One way is by developing a replicable, practical model describing a new social role whose sole task is to bring out these qualities in our communities: the community builder. The Field Guide for Community Builders is this model consisting of the foundational knowledge, assumptions, skills, and processes community builders need to get started. The Field Guide is a basic toolbox for community builders wanting to nurture their chosen community toward greater health and vibrancy.
For this work a community is best defined as a group of people who, celebrating the diversity of their perspectives, accept and transcend their differences, enabling them to communicate effectively and openly to work together toward goals identified as being for their common good. Of course there are many kinds of communities fitting this definition, but the scope of the Field Guide is limited to geographic community systems. More specifically, the work presented here has been developed for and tested in communities (1) that are locally or regionally based and (2) that fulfill some particular social function, such as an education community, a regional economic development community, the public safety community, and so on. As such, it does not attempt to address either purely geographic communities such as neighborhoods, cities, and regions or distributed communities such as religious, online, or professional communities.
The Field Guide for Community Builders assumes many local social systems – made up of people, places, institutions, resources, and much more – have enormous underutilized assets. Skills are going unused because we don't know others well enough, projects are going unfunded because passionate community members don't know where to look, countless examples of creative collaboration are being missed because people rarely meet and talk with one another, enthusiasm is being wasted because there's no good way to tap into the community system, and on and on. At its most basic we are describing the role of a community builder – someone who seeks to understand their community, know the people in it, map the numerous assets it has, nurture the emergence of shared goals, and generally facilitate the members of a community in being the health and vibrancy we all want.
The Community Builder's Field Guide
This Field Guide is designed to be as simple as possible and as detailed as necessary. That means that if what you're looking for is just a set of tools you can put to work today, then you'll first encounter a number of sections devoted to context, values, understanding your community, processes, and much more. This is all here because we're convinced that reflection and practice are complementary processes. Reflection is necessary to understand what is around us and plan with clear intention; practice is necessary to affect the world and gather new information to refine our understanding. The only real mistake one can make is to stop cycling between the two. That's why even in this practically oriented Field Guide we've decided to delve into several foundational issues before getting to the tools.

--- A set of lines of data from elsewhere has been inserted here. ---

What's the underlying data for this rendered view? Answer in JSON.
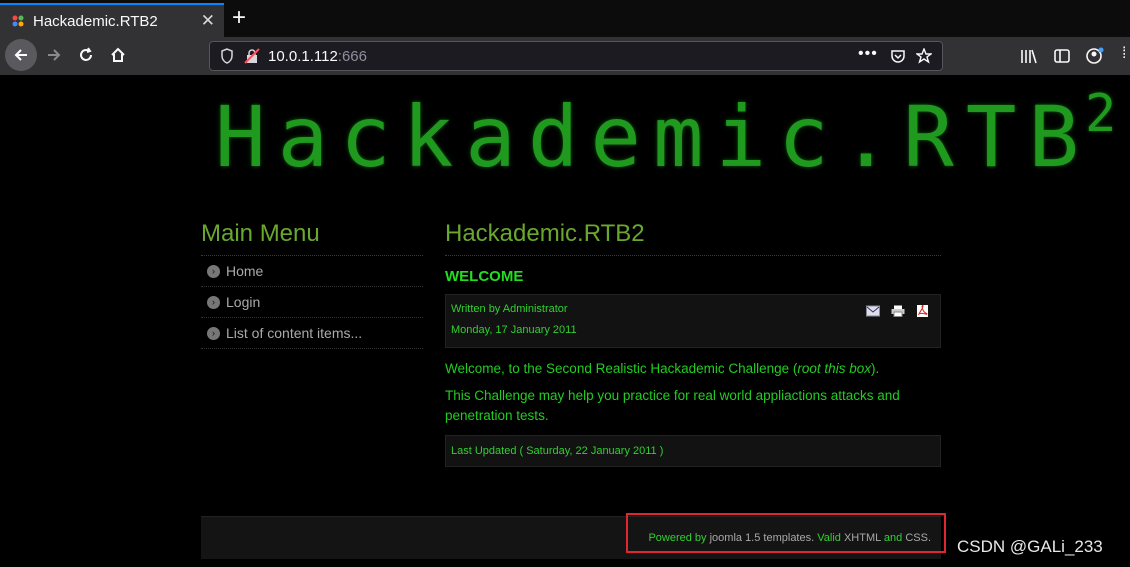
{
  "browser": {
    "tab_title": "Hackademic.RTB2",
    "url_host": "10.0.1.112",
    "url_port": ":666"
  },
  "site": {
    "banner_text": "Hackademic.RTB",
    "banner_sup": "2"
  },
  "sidebar": {
    "title": "Main Menu",
    "items": [
      {
        "label": "Home"
      },
      {
        "label": "Login"
      },
      {
        "label": "List of content items..."
      }
    ]
  },
  "article": {
    "title": "Hackademic.RTB2",
    "heading": "WELCOME",
    "author": "Written by Administrator",
    "date": "Monday, 17 January 2011",
    "para1_prefix": "Welcome, to the Second Realistic Hackademic Challenge (",
    "para1_em": "root this box",
    "para1_suffix": ").",
    "para2": "This Challenge may help you practice for real world appliactions attacks and penetration tests.",
    "updated": "Last Updated ( Saturday, 22 January 2011 )"
  },
  "footer": {
    "powered_by": "Powered by",
    "joomla": "joomla 1.5 templates",
    "dot": ".",
    "valid": "Valid",
    "xhtml": "XHTML",
    "and": "and",
    "css": "CSS",
    "end": "."
  },
  "watermark": "CSDN @GALi_233",
  "colors": {
    "accent_green": "#22cc22",
    "title_green": "#6aa82d",
    "highlight_red": "#e0262f"
  }
}
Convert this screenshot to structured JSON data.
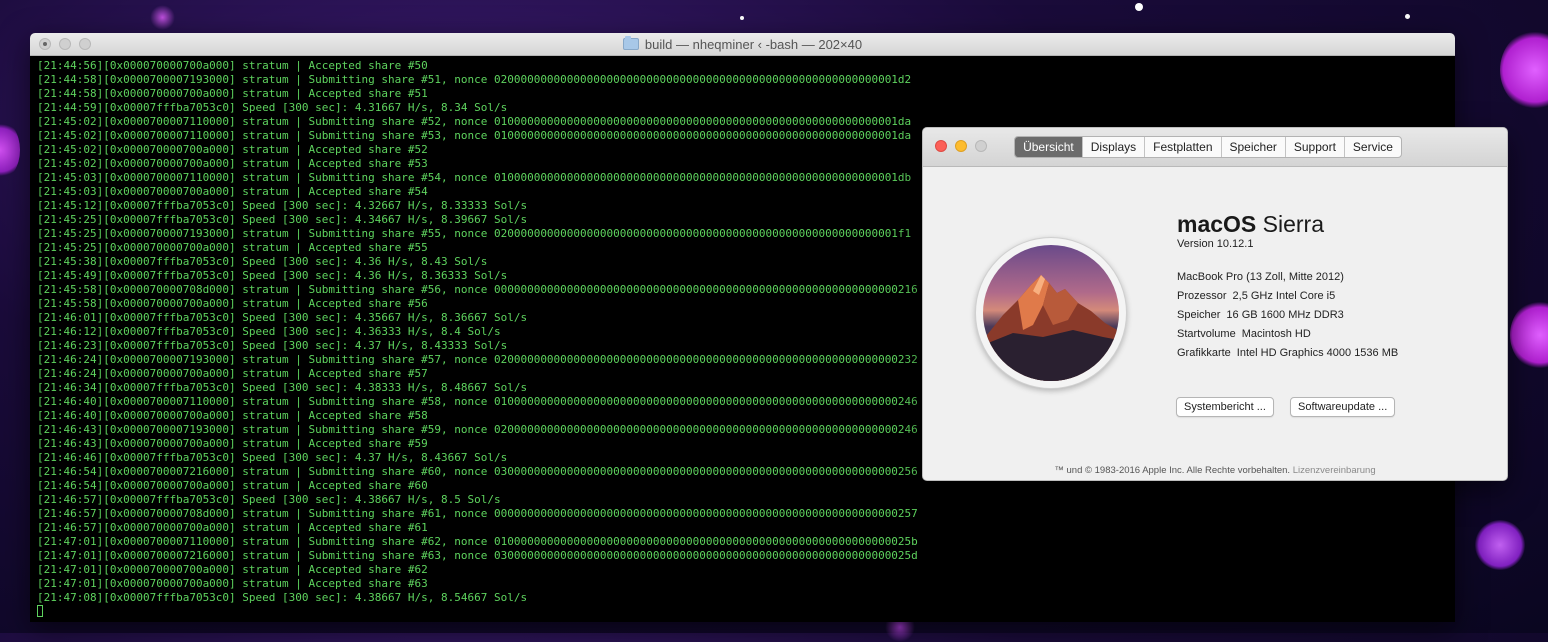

In what follows we briefly present each element of this model, its tools, and the background knowledge that we think necessary to successfully execute it. This includes:
- Context & vision
- Assumptions & values
- Set of common vocabulary
- Team-network-community system
- Processes of community building
- Tools
- Community & capital assessments
- Team member roles, skills, characteristics, & qualifications
- Indicators of success in community building
Together we hope that this comprises a foundation of knowledge and tools to achieve our shared goal: to build healthy and vibrant communities.